Christopher (Chris) Leigh, Chief Information Security Officer Eversource
Please enlighten us on the contributions you have made in the cybersecurity sector.
My contributions to the cyber security industry are varied. In addition to my primary job at Eversource, I have focused on educating the future workforce through teaching at the undergraduate and graduate levels. Education of the future workforce, through reallife experiences, can help students connect the dots between the textbook and the real world. By getting to know the students, we are also able to identify interns who most often become employees after graduation.
I have also been able to work with industry and government officials to increase the amount and quality of threat intelligence that is shared between the government and the industry. This sharing of information allows organizations to better understand the threats and subsequently prepare to prevent and or respond when they occur.
Will you tell us about the values and the work culture that drives Eversource?
We value dedication to our communities and customers. Our diverse employees are dedicated and committed to delivering the best service possible. In the office, we strive to have a balanced work-life environment. This commitment ensures we deliver on our objectives to serve.
Undeniably, technology is playing a significant role in almost every sector. How are you leveraging technological advancements to make your solutions resourceful?
The Electric, Gas, and Water industries leverage technology to deliver high-quality, reliable services to our customers. We are enabled through technology to manage the power grid better and ensure safe water and natural gas delivery. The available information allows are control operators to react faster to changing events and to make more informed decisions. Technology also enables us to communicate through different channels with our customers. Our customers are using technology to access their information and to interact with our employees. However, some customers prefer to talk to a person or interact over the phone. Providing different options enables us to reachout to more people on their preferred methods.
What change would you like to bring to the cybersecurity industry if given a chance?
Electric, Gas, and Water industries are considered to be
part of the Critical Infrastructure by the Department of Homeland Security. The industry and the Federal Government need to continue to improve their relationships and share more information to make informed decisions and to secure their systems better.

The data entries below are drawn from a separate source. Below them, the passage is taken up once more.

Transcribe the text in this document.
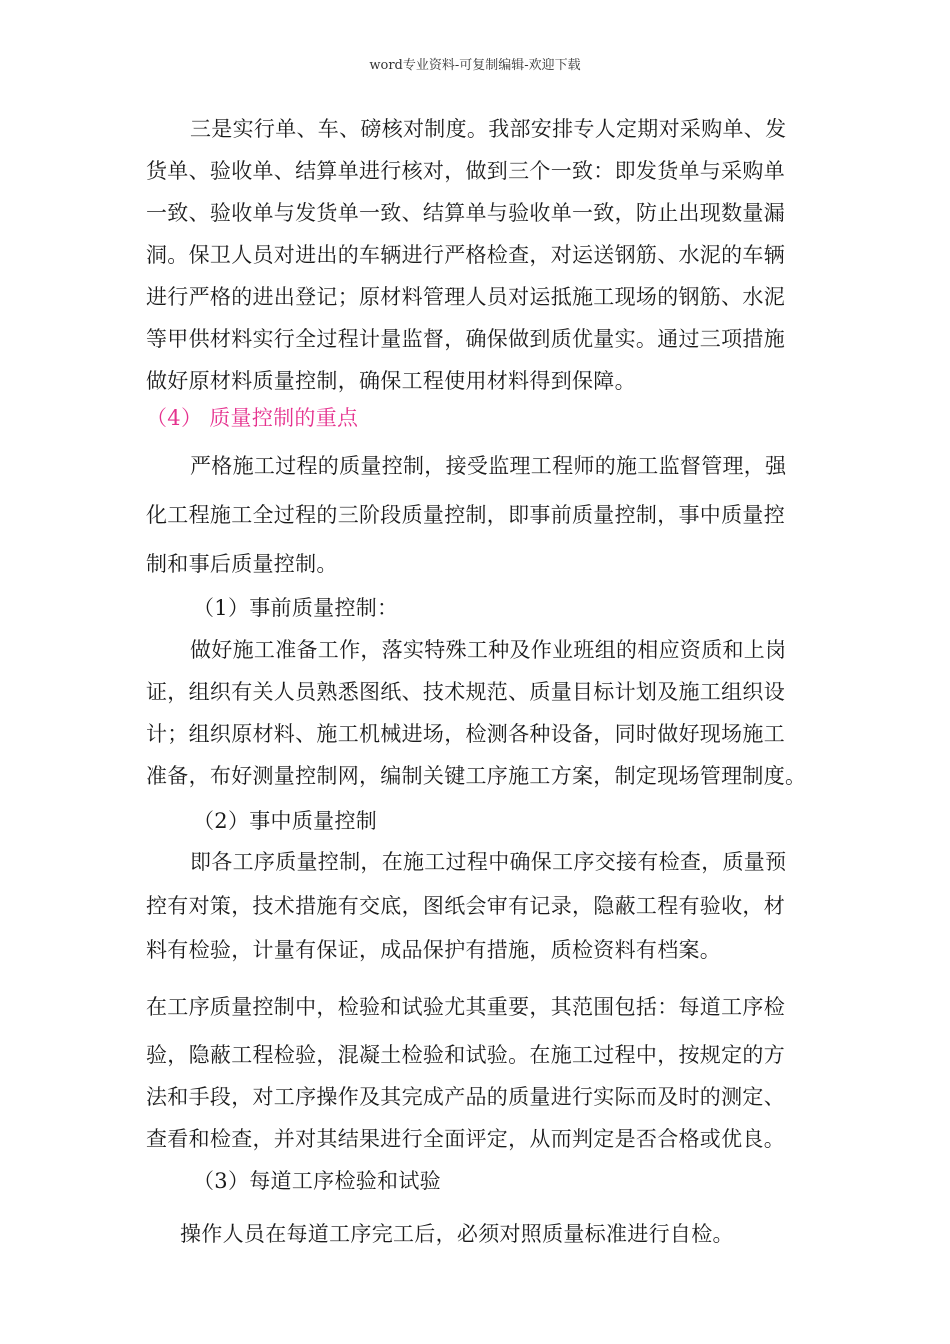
word专业资料-可复制编辑-欢迎下载
三是实行单、车、磅核对制度。我部安排专人定期对采购单、发
货单、验收单、结算单进行核对，做到三个一致：即发货单与采购单
一致、验收单与发货单一致、结算单与验收单一致，防止出现数量漏
洞。保卫人员对进出的车辆进行严格检查，对运送钢筋、水泥的车辆
进行严格的进出登记；原材料管理人员对运抵施工现场的钢筋、水泥
等甲供材料实行全过程计量监督，确保做到质优量实。通过三项措施
做好原材料质量控制，确保工程使用材料得到保障。
（4） 质量控制的重点
严格施工过程的质量控制，接受监理工程师的施工监督管理，强
化工程施工全过程的三阶段质量控制，即事前质量控制，事中质量控
制和事后质量控制。
（1）事前质量控制：
做好施工准备工作，落实特殊工种及作业班组的相应资质和上岗
证，组织有关人员熟悉图纸、技术规范、质量目标计划及施工组织设
计；组织原材料、施工机械进场，检测各种设备，同时做好现场施工
准备，布好测量控制网，编制关键工序施工方案，制定现场管理制度。
（2）事中质量控制
即各工序质量控制，在施工过程中确保工序交接有检查，质量预
控有对策，技术措施有交底，图纸会审有记录，隐蔽工程有验收，材
料有检验，计量有保证，成品保护有措施，质检资料有档案。
在工序质量控制中，检验和试验尤其重要，其范围包括：每道工序检
验，隐蔽工程检验，混凝土检验和试验。在施工过程中，按规定的方
法和手段，对工序操作及其完成产品的质量进行实际而及时的测定、
查看和检查，并对其结果进行全面评定，从而判定是否合格或优良。
（3）每道工序检验和试验
操作人员在每道工序完工后，必须对照质量标准进行自检。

What, according to you, could be the next significant change in the cybersecurity sector? How is your company preparing to be a part of that change?

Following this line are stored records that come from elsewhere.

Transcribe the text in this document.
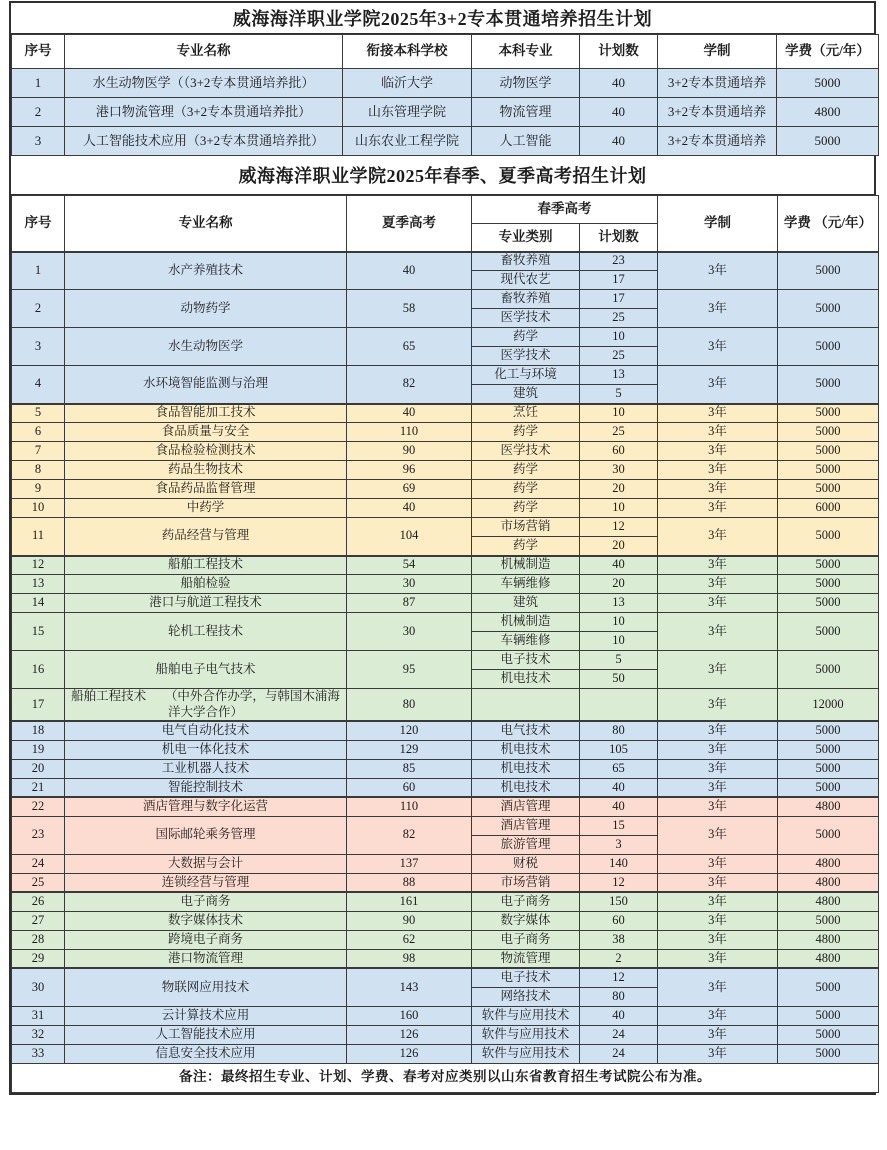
威海海洋职业学院2025年3+2专本贯通培养招生计划
序号	专业名称	衔接本科学校	本科专业	计划数	学制	学费（元/年）
1	水生动物医学（（3+2专本贯通培养批）	临沂大学	动物医学	40	3+2专本贯通培养	5000
2	港口物流管理（3+2专本贯通培养批）	山东管理学院	物流管理	40	3+2专本贯通培养	4800
3	人工智能技术应用（3+2专本贯通培养批）	山东农业工程学院	人工智能	40	3+2专本贯通培养	5000
威海海洋职业学院2025年春季、夏季高考招生计划
序号	专业名称	夏季高考	春季高考		学制	学费 （元/年）
			专业类别	计划数		
1	水产养殖技术	40	畜牧养殖	23	3年	5000
			现代农艺	17		
2	动物药学	58	畜牧养殖	17	3年	5000
			医学技术	25		
3	水生动物医学	65	药学	10	3年	5000
			医学技术	25		
4	水环境智能监测与治理	82	化工与环境	13	3年	5000
			建筑	5		
5	食品智能加工技术	40	烹饪	10	3年	5000
6	食品质量与安全	110	药学	25	3年	5000
7	食品检验检测技术	90	医学技术	60	3年	5000
8	药品生物技术	96	药学	30	3年	5000
9	食品药品监督管理	69	药学	20	3年	5000
10	中药学	40	药学	10	3年	6000
11	药品经营与管理	104	市场营销	12	3年	5000
			药学	20		
12	船舶工程技术	54	机械制造	40	3年	5000
13	船舶检验	30	车辆维修	20	3年	5000
14	港口与航道工程技术	87	建筑	13	3年	5000
15	轮机工程技术	30	机械制造	10	3年	5000
			车辆维修	10		
16	船舶电子电气技术	95	电子技术	5	3年	5000
			机电技术	50		
17	船舶工程技术　　（中外合作办学，与韩国木浦海洋大学合作）	80			3年	12000
18	电气自动化技术	120	电气技术	80	3年	5000
19	机电一体化技术	129	机电技术	105	3年	5000
20	工业机器人技术	85	机电技术	65	3年	5000
21	智能控制技术	60	机电技术	40	3年	5000
22	酒店管理与数字化运营	110	酒店管理	40	3年	4800
23	国际邮轮乘务管理	82	酒店管理	15	3年	5000
			旅游管理	3		
24	大数据与会计	137	财税	140	3年	4800
25	连锁经营与管理	88	市场营销	12	3年	4800
26	电子商务	161	电子商务	150	3年	4800
27	数字媒体技术	90	数字媒体	60	3年	5000
28	跨境电子商务	62	电子商务	38	3年	4800
29	港口物流管理	98	物流管理	2	3年	4800
30	物联网应用技术	143	电子技术	12	3年	5000
			网络技术	80		
31	云计算技术应用	160	软件与应用技术	40	3年	5000
32	人工智能技术应用	126	软件与应用技术	24	3年	5000
33	信息安全技术应用	126	软件与应用技术	24	3年	5000
备注：最终招生专业、计划、学费、春考对应类别以山东省教育招生考试院公布为准。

Across the world, organizations are facing various supply chain challenges. This ranges from access to technology to the security of the technology being acquired. In my opinion, industries and companies such as Eversource will continue to work with suppliers and vendors to ensure they are following best practices for producing reliable and secure products.
There also needs to be improved information sharing on vulnerabilities. While there is a need to have a fix developed when announcing a vulnerability, many nation-states already know of these vulnerabilities before they are public. If the vendor can make the industry aware while they are finding a fix, then monitoring and mitigating controls can be developed. We have to work together to fight the adversary who wants to do us harm.

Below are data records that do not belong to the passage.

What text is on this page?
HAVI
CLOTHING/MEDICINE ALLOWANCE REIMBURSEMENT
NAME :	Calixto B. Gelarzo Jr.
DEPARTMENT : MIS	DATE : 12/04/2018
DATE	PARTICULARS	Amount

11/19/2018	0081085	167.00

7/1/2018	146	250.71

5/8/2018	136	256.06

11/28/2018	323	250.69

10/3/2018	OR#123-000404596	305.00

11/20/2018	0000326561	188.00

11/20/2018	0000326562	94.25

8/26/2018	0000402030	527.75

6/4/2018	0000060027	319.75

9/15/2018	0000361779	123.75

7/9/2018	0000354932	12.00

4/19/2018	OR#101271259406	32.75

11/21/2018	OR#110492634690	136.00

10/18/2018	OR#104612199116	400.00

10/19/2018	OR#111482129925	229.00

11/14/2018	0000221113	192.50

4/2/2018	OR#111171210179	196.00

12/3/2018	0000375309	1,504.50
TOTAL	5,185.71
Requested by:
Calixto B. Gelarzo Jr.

Where do you envision yourself to be in the long run, and what are your future goals?
I am very fortunate to be doing exactly what I want. Eversource is one of the best companies to work for. My work is challenging and rewarding. I have an excellent work-life balance, and the time I spend volunteering and teaching at the college level is personally satisfying. I hope to be doing exactly what I am doing for many more years, helping others.
What would be your advice to budding entrepreneurs who aspire to venture into the cybersecurity sector?
I would suggest to first know yourself and your likes and dislikes. Then find the path that best fits you. We need to be curious, humble, and always willing to learn and grow. Even the most senior executive must always be willing to learn and develop professionally and personally.